Grode: Die Medizin bedient sich schon länger vernetzter Systeme wie zum Beispiel bei bildgebenden Verfahren oder beim Erstellen von Befunden. Denken wir zum Beispiel an die Patientenakten in Gemeinschaftspraxen, an die Fallakten in Krankenhäusern oder die Labordatenübermittlung. Der neue Weg ist aber die Vernetzung untereinander, also über Sektorengrenzen hinaus. Dazu hat der Gesetzgeber eine Erweiterung im SGB V erlassen, um dies sicher und übergreifend zu realisieren. Diese Vernetzung bedeutet auch einen anderen Umgang mit den medizinischen Daten der Versicherten, weil die vielen, an unterschiedlichen Stellen abgelegten Informationen künftig bei Bedarf zu einem Bild zusammengesetzt werden können.

Bild: Stecker auf der Rückseite eines Computers; Copyright: panthermedia.net/Paylessimages

So einfach funktioniert Interoperabilität in der Medizin nicht: Netzwerkstecker und USB-Anschlüsse machen heute die Verständigung zwischen Computern und anderen Geräten zuhause eher einfach.

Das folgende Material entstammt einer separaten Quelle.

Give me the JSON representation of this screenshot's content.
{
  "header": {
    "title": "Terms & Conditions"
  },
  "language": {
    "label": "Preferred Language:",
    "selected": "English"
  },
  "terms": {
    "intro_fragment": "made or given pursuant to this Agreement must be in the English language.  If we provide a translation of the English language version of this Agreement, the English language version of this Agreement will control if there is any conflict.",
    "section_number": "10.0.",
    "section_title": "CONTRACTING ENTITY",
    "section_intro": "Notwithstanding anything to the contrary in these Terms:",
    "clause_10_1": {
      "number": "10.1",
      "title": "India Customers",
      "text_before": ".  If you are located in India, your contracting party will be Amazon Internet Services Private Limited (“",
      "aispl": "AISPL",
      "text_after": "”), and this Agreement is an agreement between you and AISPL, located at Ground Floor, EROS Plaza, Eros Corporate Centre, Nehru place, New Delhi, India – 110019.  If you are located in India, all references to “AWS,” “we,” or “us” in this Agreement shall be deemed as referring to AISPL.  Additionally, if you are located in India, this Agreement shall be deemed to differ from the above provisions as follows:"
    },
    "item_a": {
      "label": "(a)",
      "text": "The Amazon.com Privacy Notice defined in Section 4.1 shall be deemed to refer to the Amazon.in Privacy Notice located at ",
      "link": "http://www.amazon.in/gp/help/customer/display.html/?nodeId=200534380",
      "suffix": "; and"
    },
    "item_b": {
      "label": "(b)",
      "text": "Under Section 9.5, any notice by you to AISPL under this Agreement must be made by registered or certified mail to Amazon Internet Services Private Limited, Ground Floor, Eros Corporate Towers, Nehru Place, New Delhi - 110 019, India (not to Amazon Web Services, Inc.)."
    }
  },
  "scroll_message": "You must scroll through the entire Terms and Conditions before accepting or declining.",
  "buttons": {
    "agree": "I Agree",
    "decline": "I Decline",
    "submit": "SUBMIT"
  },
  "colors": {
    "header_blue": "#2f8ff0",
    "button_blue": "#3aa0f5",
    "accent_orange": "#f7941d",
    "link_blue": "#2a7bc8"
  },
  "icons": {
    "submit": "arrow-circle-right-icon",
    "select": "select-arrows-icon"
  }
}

Im Gesundheitswesen gehört mehr dazu, denn es fehlt an Standards; ©panthermedia.net/Paylessimages

Wo sehen Sie im Rahmen dieser Patientenversorgung die Vorteile?

Grode: Der tägliche Umgang mit den vernetzten Systemen versetzt Patienten in die Lage, sich in ihrer Gesundheit oder in der Therapie durch technische Hilfsmittel effektiv unterstützen zu lassen. Das ist auch eine Frage der Integration mobiler Systeme in den Versorgungsprozess. Die Studie "Chancen und Risiken von Gesundheits-Apps – CHARISMHA" des Bundesgesundheitsministeriums zeigt hier auf, was derzeit alles möglich ist. Doch alle Informationen zur Gesundheitsversorgung, ob im Versorgungssystem oder in der Hand der Patienten, setzen ein vertrauenswürdiges, überprüfbares Netz voraus, das sicher und interoperabel agiert. Und das dafür sorgt, dass nur die"richtigen" Akteure die Infrastruktur und Daten nutzen können, Missbrauch also ausgeschlossen wird.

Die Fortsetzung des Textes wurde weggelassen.